Der Klub liegt direkt hinter der Brücke und hieß vor einiger Zeit noch Magnet, was vor dem Umzug dorthin der letzte Klub hier auf der Greifswalder war, bevor die grünwählenden Yuppies in seine Räume die Bio Company einziehen ließen. Zwei Mädels vor mir erklären dem Einlasser, dass sie zu einem Event wollen, das laut seiner Aussage durch den nächsten Eingang zu erreichen ist, weiter vorne in der kurzen Schlange passiert etwas langwieriger vermutlich dasselbe, denn es stockt eine ganze Weile, bis schließlich zwei Mädels sich für irgendwas entschuldigend die Treppe wieder herunterstaksen. Drinnen ist es eng und dunkel, der Barcode auf meinem Zettel wird fix eingescannt und durch einen Stempel auf meinem Handrücken ergänzt, der wuschelige Lou steht wie gehabt am Merchandise-Stand, bietet aber nur die aktuelle Platte sowie für meinen Geschmack überteuerte Poster und T-Shirts an, die keine Kaufwünsche in mir aufkeimen lassen. Eine der merkwürdigen Singles von Joyful Noise hätte mich ja interessiert, aber die sind vielleicht wirklich nichts für das grobmotorische Leben auf der Tour und die ungewaschenen Finger am Verkaufsstand der Klubs.

Die Vorband war natürlich schon am Werk. Irgendwas rockiges aus vergangenen Jahrzehnten, das auf den ersten Eindruck nicht so recht passen wollte. Und mir auch nicht besonders gefiel. Das wurde durch den optischen Eindruck ein bisschen gebessert und wie sie da mit Inbrunst zugange waren, aber Siebziger-Jahre-Protopunk-Rock ist auch mit süßen Gitarristinnen nicht so meins.

Die Dresdner, mit denen bei diesem Konzert zu rechnen war, standen auch wirklich mitten im Publikum, haben mich aber zunächst nicht erkannt und mein Anstupsen, Zuprosten und -nicken etwas pikiert als die unerwünschte Störung eines nicht ganz zurechnungsfähigen Zeitgenossen mit Aufdrängungsbedürfnis zur Kenntnis genommen. In der Pause sind sie nach draußen verschwunden, ich hab mir noch ein Bierchen geholt und etwas beleidigt neben der Tür herumgelungert, wo sie mich dann auch wirklich entdeckt und mit einigem Hallo begrüßt haben. War ja klar! Der Bart! Und: Das letzte Mal, dass wir uns gesehen haben, war beim Sebadoh-Konzert im Lido!
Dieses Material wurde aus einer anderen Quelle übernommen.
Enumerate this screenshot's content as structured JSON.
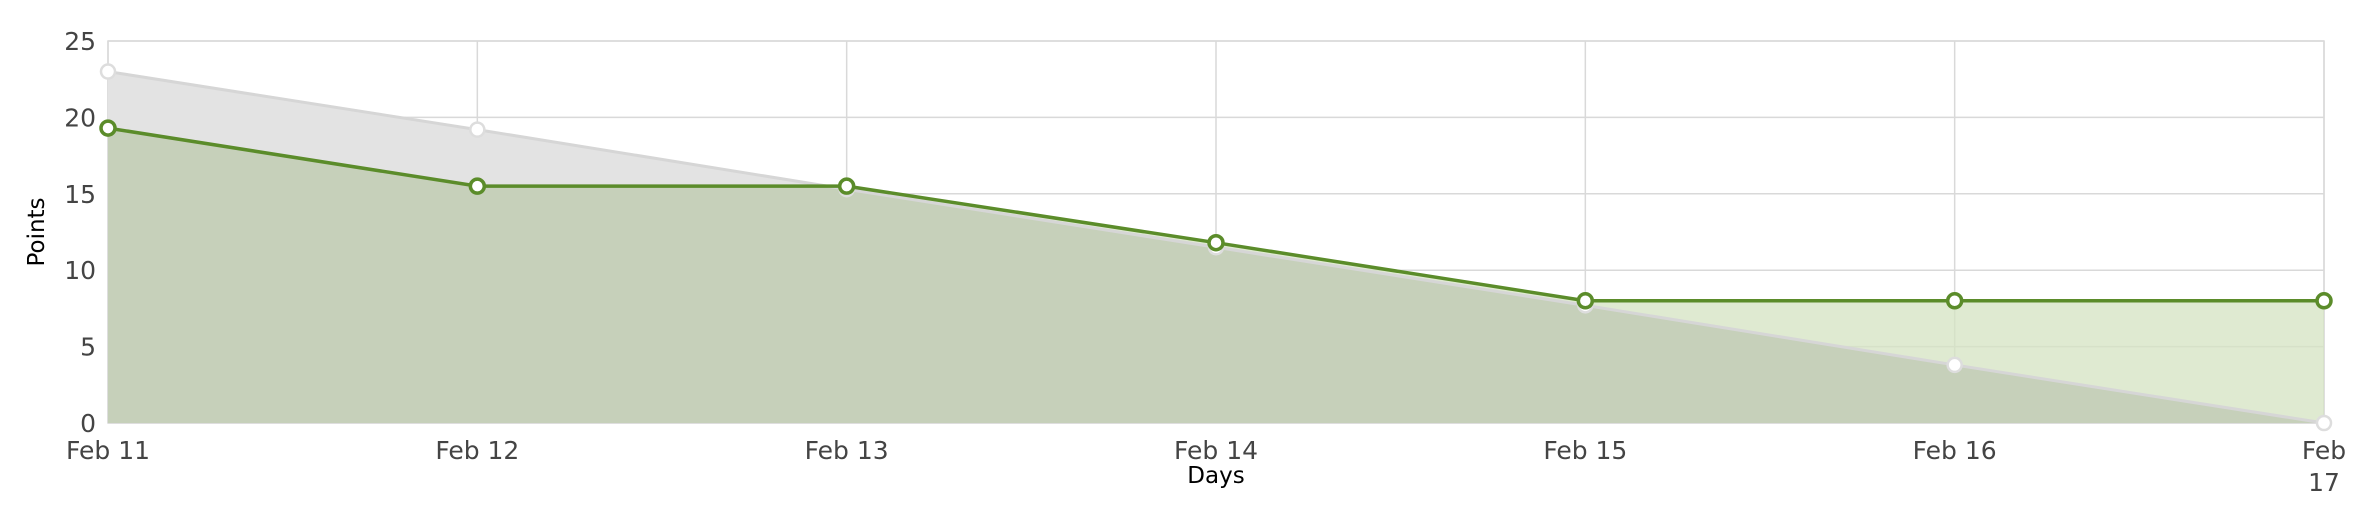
{
  "chart_data": {
    "type": "area",
    "title": "",
    "xlabel": "Days",
    "ylabel": "Points",
    "categories": [
      "Feb 11",
      "Feb 12",
      "Feb 13",
      "Feb 14",
      "Feb 15",
      "Feb 16",
      "Feb 17"
    ],
    "ylim": [
      0,
      25
    ],
    "yticks": [
      0,
      5,
      10,
      15,
      20,
      25
    ],
    "grid": true,
    "legend": "none",
    "series": [
      {
        "values": [
          23,
          19.2,
          15.3,
          11.5,
          7.7,
          3.8,
          0
        ],
        "line_color": "#d6d6d6",
        "fill_color": "#e3e3e3",
        "marker_stroke": "#dddddd",
        "marker_fill": "#ffffff"
      },
      {
        "values": [
          19.3,
          15.5,
          15.5,
          11.8,
          8,
          8,
          8
        ],
        "line_color": "#5b8c2a",
        "fill_color": "#d4e3c2",
        "marker_stroke": "#5b8c2a",
        "marker_fill": "#ffffff"
      }
    ]
  },
  "colors": {
    "grid": "#d9d9d9",
    "background": "#ffffff"
  }
}
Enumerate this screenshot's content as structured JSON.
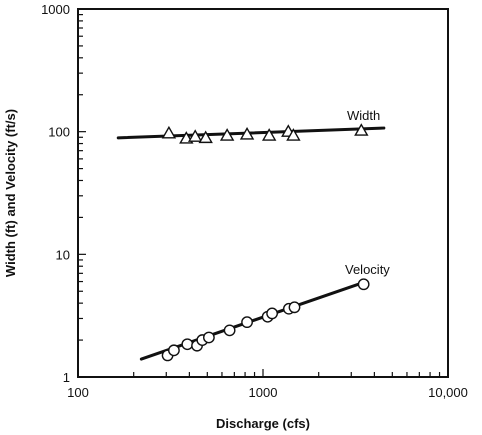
{
  "chart_data": {
    "type": "scatter",
    "x_scale": "log",
    "y_scale": "log",
    "xlabel": "Discharge (cfs)",
    "ylabel": "Width (ft) and Velocity (ft/s)",
    "xlim": [
      100,
      10000
    ],
    "ylim": [
      1,
      1000
    ],
    "x_ticks": [
      {
        "value": 100,
        "label": "100"
      },
      {
        "value": 1000,
        "label": "1000"
      },
      {
        "value": 10000,
        "label": "10,000"
      }
    ],
    "y_ticks": [
      {
        "value": 1,
        "label": "1"
      },
      {
        "value": 10,
        "label": "10"
      },
      {
        "value": 100,
        "label": "100"
      },
      {
        "value": 1000,
        "label": "1000"
      }
    ],
    "grid": false,
    "series": [
      {
        "name": "Width",
        "marker": "triangle",
        "points": [
          {
            "x": 310,
            "y": 97
          },
          {
            "x": 385,
            "y": 88
          },
          {
            "x": 430,
            "y": 91
          },
          {
            "x": 490,
            "y": 89
          },
          {
            "x": 640,
            "y": 93
          },
          {
            "x": 820,
            "y": 95
          },
          {
            "x": 1080,
            "y": 93
          },
          {
            "x": 1370,
            "y": 100
          },
          {
            "x": 1460,
            "y": 93
          },
          {
            "x": 3400,
            "y": 102
          }
        ],
        "fit_line": [
          {
            "x": 165,
            "y": 89
          },
          {
            "x": 4500,
            "y": 107
          }
        ]
      },
      {
        "name": "Velocity",
        "marker": "circle",
        "points": [
          {
            "x": 305,
            "y": 1.5
          },
          {
            "x": 330,
            "y": 1.65
          },
          {
            "x": 390,
            "y": 1.85
          },
          {
            "x": 440,
            "y": 1.8
          },
          {
            "x": 470,
            "y": 2.0
          },
          {
            "x": 510,
            "y": 2.1
          },
          {
            "x": 660,
            "y": 2.4
          },
          {
            "x": 820,
            "y": 2.8
          },
          {
            "x": 1060,
            "y": 3.1
          },
          {
            "x": 1120,
            "y": 3.3
          },
          {
            "x": 1380,
            "y": 3.6
          },
          {
            "x": 1480,
            "y": 3.7
          },
          {
            "x": 3500,
            "y": 5.7
          }
        ],
        "fit_line": [
          {
            "x": 220,
            "y": 1.4
          },
          {
            "x": 3500,
            "y": 5.9
          }
        ]
      }
    ]
  }
}
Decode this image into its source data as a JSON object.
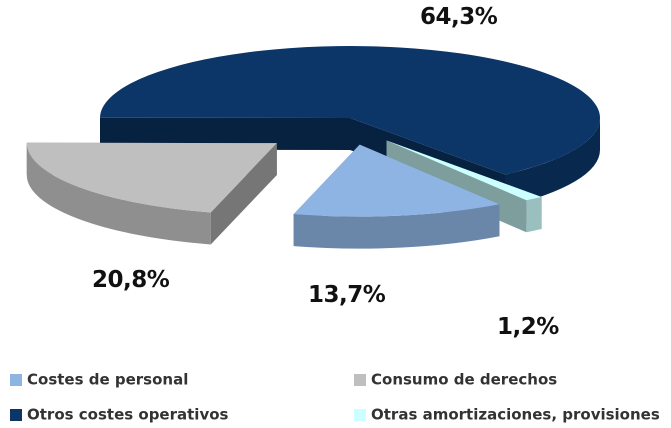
{
  "chart_data": {
    "type": "pie",
    "categories": [
      "Costes de personal",
      "Consumo de derechos",
      "Otros costes operativos",
      "Otras amortizaciones, provisiones"
    ],
    "values": [
      13.7,
      20.8,
      64.3,
      1.2
    ],
    "value_labels": [
      "13,7%",
      "20,8%",
      "64,3%",
      "1,2%"
    ],
    "colors": [
      "#8db4e2",
      "#bfbfbf",
      "#0c3568",
      "#ccffff"
    ],
    "legend": "bottom"
  }
}
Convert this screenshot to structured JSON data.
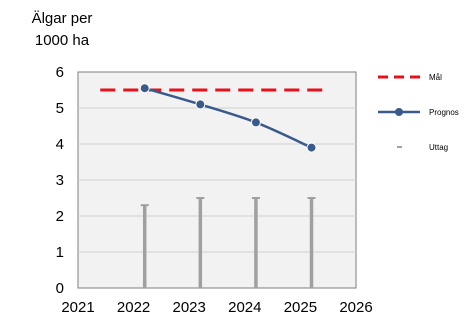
{
  "chart_data": {
    "type": "line",
    "title": "",
    "ylabel": "Älgar per 1000 ha",
    "xlabel": "",
    "xlim": [
      2021,
      2026
    ],
    "ylim": [
      0,
      6
    ],
    "x_ticks": [
      "2021",
      "2022",
      "2023",
      "2024",
      "2025",
      "2026"
    ],
    "y_ticks": [
      "0",
      "1",
      "2",
      "3",
      "4",
      "5",
      "6"
    ],
    "grid": true,
    "legend_position": "right",
    "series": [
      {
        "name": "Mål",
        "type": "line",
        "style": "dashed",
        "color": "#e8101b",
        "x": [
          2021.4,
          2025.5
        ],
        "values": [
          5.5,
          5.5
        ]
      },
      {
        "name": "Prognos",
        "type": "line",
        "style": "solid-markers",
        "color": "#3a5a8c",
        "x": [
          2022.2,
          2023.2,
          2024.2,
          2025.2
        ],
        "values": [
          5.55,
          5.1,
          4.6,
          3.9
        ]
      },
      {
        "name": "Uttag",
        "type": "bar",
        "color": "#a0a0a0",
        "x": [
          2022.2,
          2023.2,
          2024.2,
          2025.2
        ],
        "values": [
          2.3,
          2.5,
          2.5,
          2.5
        ]
      }
    ]
  }
}
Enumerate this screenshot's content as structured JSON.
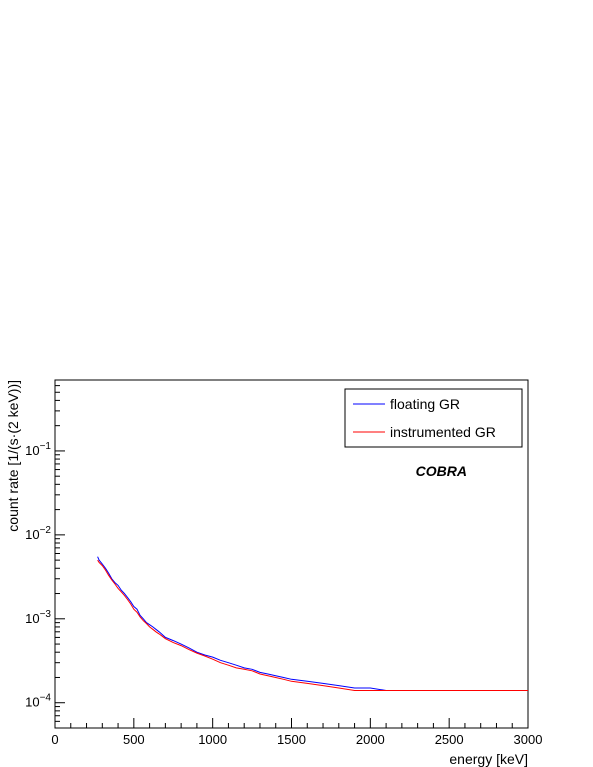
{
  "chart_data": {
    "type": "line",
    "title": "",
    "xlabel": "energy [keV]",
    "ylabel": "count rate [1/(s·(2 keV))]",
    "xlim": [
      0,
      3000
    ],
    "ylim": [
      5e-05,
      0.7
    ],
    "yscale": "log",
    "grid": false,
    "legend_position": "top-right",
    "x_ticks": [
      0,
      500,
      1000,
      1500,
      2000,
      2500,
      3000
    ],
    "x_tick_labels": [
      "0",
      "500",
      "1000",
      "1500",
      "2000",
      "2500",
      "3000"
    ],
    "y_ticks": [
      0.0001,
      0.001,
      0.01,
      0.1
    ],
    "y_tick_labels": [
      {
        "base": "10",
        "exp": "−4"
      },
      {
        "base": "10",
        "exp": "−3"
      },
      {
        "base": "10",
        "exp": "−2"
      },
      {
        "base": "10",
        "exp": "−1"
      }
    ],
    "annotations": [
      {
        "text": "COBRA",
        "x": 2450,
        "y": 0.05
      }
    ],
    "series": [
      {
        "name": "floating GR",
        "color": "#0000ff",
        "x": [
          270,
          280,
          300,
          320,
          340,
          360,
          380,
          400,
          420,
          440,
          460,
          480,
          500,
          520,
          540,
          560,
          580,
          600,
          620,
          640,
          660,
          680,
          700,
          750,
          800,
          850,
          900,
          950,
          1000,
          1050,
          1100,
          1150,
          1200,
          1250,
          1300,
          1350,
          1400,
          1450,
          1500,
          1600,
          1700,
          1800,
          1900,
          2000,
          2100,
          2200,
          2300,
          2400,
          2500,
          2600,
          2700,
          2800,
          2900,
          3000
        ],
        "values": [
          0.0055,
          0.005,
          0.0045,
          0.004,
          0.0035,
          0.003,
          0.0027,
          0.0025,
          0.0022,
          0.002,
          0.0018,
          0.0016,
          0.0014,
          0.0013,
          0.0011,
          0.001,
          0.0009,
          0.00085,
          0.0008,
          0.00075,
          0.0007,
          0.00065,
          0.0006,
          0.00055,
          0.0005,
          0.00045,
          0.0004,
          0.00037,
          0.00035,
          0.00032,
          0.0003,
          0.00028,
          0.00026,
          0.00025,
          0.00023,
          0.00022,
          0.00021,
          0.0002,
          0.00019,
          0.00018,
          0.00017,
          0.00016,
          0.00015,
          0.00015,
          0.00014,
          0.00014,
          0.00014,
          0.00014,
          0.00014,
          0.00014,
          0.00014,
          0.00014,
          0.00014,
          0.00014
        ]
      },
      {
        "name": "instrumented GR",
        "color": "#ff0000",
        "x": [
          270,
          280,
          300,
          320,
          340,
          360,
          380,
          400,
          420,
          440,
          460,
          480,
          500,
          520,
          540,
          560,
          580,
          600,
          620,
          640,
          660,
          680,
          700,
          750,
          800,
          850,
          900,
          950,
          1000,
          1050,
          1100,
          1150,
          1200,
          1250,
          1300,
          1350,
          1400,
          1450,
          1500,
          1600,
          1700,
          1800,
          1900,
          2000,
          2100,
          2200,
          2300,
          2400,
          2500,
          2600,
          2700,
          2800,
          2900,
          3000
        ],
        "values": [
          0.005,
          0.0047,
          0.0043,
          0.0038,
          0.0033,
          0.0029,
          0.0026,
          0.0023,
          0.0021,
          0.0019,
          0.0017,
          0.0015,
          0.0013,
          0.0012,
          0.00105,
          0.00095,
          0.00088,
          0.0008,
          0.00075,
          0.0007,
          0.00066,
          0.00062,
          0.00058,
          0.00052,
          0.00048,
          0.00043,
          0.00039,
          0.00036,
          0.00033,
          0.0003,
          0.00028,
          0.00026,
          0.00025,
          0.00024,
          0.00022,
          0.00021,
          0.0002,
          0.00019,
          0.00018,
          0.00017,
          0.00016,
          0.00015,
          0.00014,
          0.00014,
          0.00014,
          0.00014,
          0.00014,
          0.00014,
          0.00014,
          0.00014,
          0.00014,
          0.00014,
          0.00014,
          0.00014
        ]
      }
    ]
  }
}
Was mich kurz stutzen ließ, dachte ich doch, ich hätte die Band in der Form noch nie gesehen, nur Lou Barlow mal solo im Tacheles und dann nochmal in irgendeinem anderen Zusammenhang. Aber nee, stümmt schon, was Jörg erzählte, kam mir alles sehr bekannt vor. Ist halt schon sechs Jahre her.

Inzwischen wuselten die drei Sebadohs auch schon auf der Bühne herum und bauten ihr Zeug zusammen. Der Saal füllte sich, und los ging es erstmal mit drei alten Krachern aus den Neunzigern zum Einheizen, dann aber vor allem mit Songs von der neuen Platte weiter. Mehrfach wurden die Instrumente getauscht, wechseln sich Lou Balow und Jason Loewenstein doch an Gitarre und Gesang regelmäßig ab, während der jeweils andere den Bass spielt. Dabei ergab sich jedesmal die Gelegenheit, ein kurzes Schwätzchen mit dem Publikum abzuhalten, das seine Liebesbekundungen dann auch mal auf Deutsch zurückbekam. Unsere Geduld bei den Stimmpausen und nach dem Reißen einer Saite wurde gelobt, und die letzte Zugabe war dann auch die schon so oft aus allen Ecken des Saales eingeforderte »Brand New Love«.

Hier könnte eigentlich ein Video hin.

Ja. Schön wars. Nette Musik mit Hauruck und auch einigen melancholischen Seiten, unprätentiös von netten Leuten vorgetragen, die daran Spaß zu haben schienen, vor einem Publikum, das nicht mit Gequatsche oder Gefurze oder Gepose oder Handy hochhalten nerven musste. Was will man mehr? Die Leute an Einlass und Bar auch nett, der Saal nicht zu groß und nicht zu klein, höchstens etwas zu schlecht gelüftet, ab und zu alberne Beleuchtung an der Decke.

Hinterher nochmal draußen stehen und quatschen, manch einer hat sich eine signierte Platte gekauft, manch anderer unterhielt sich mit dem einen Gitarristen von der Vorband. Denn aber los, wir sind alle nicht mehr jung und haben zum Teil längere Wege. Sparkasse und Späti versorgen mich noch fix mit dem für die Kinder und deren Taschengeld bzw. geplanten Theaterbesuch benötigten Kleingeld, Bier und Schoki als Betthupferl fallen für mich auch noch ab, der ich mich dann bis eins nicht ins Bett finde, auch weil ich noch eine in der Zwischenzeit von Biet-o-matic für mich ersteigerte Platte bezahlen musste. Dafür war ich dann am Montag schön müde, na sowas.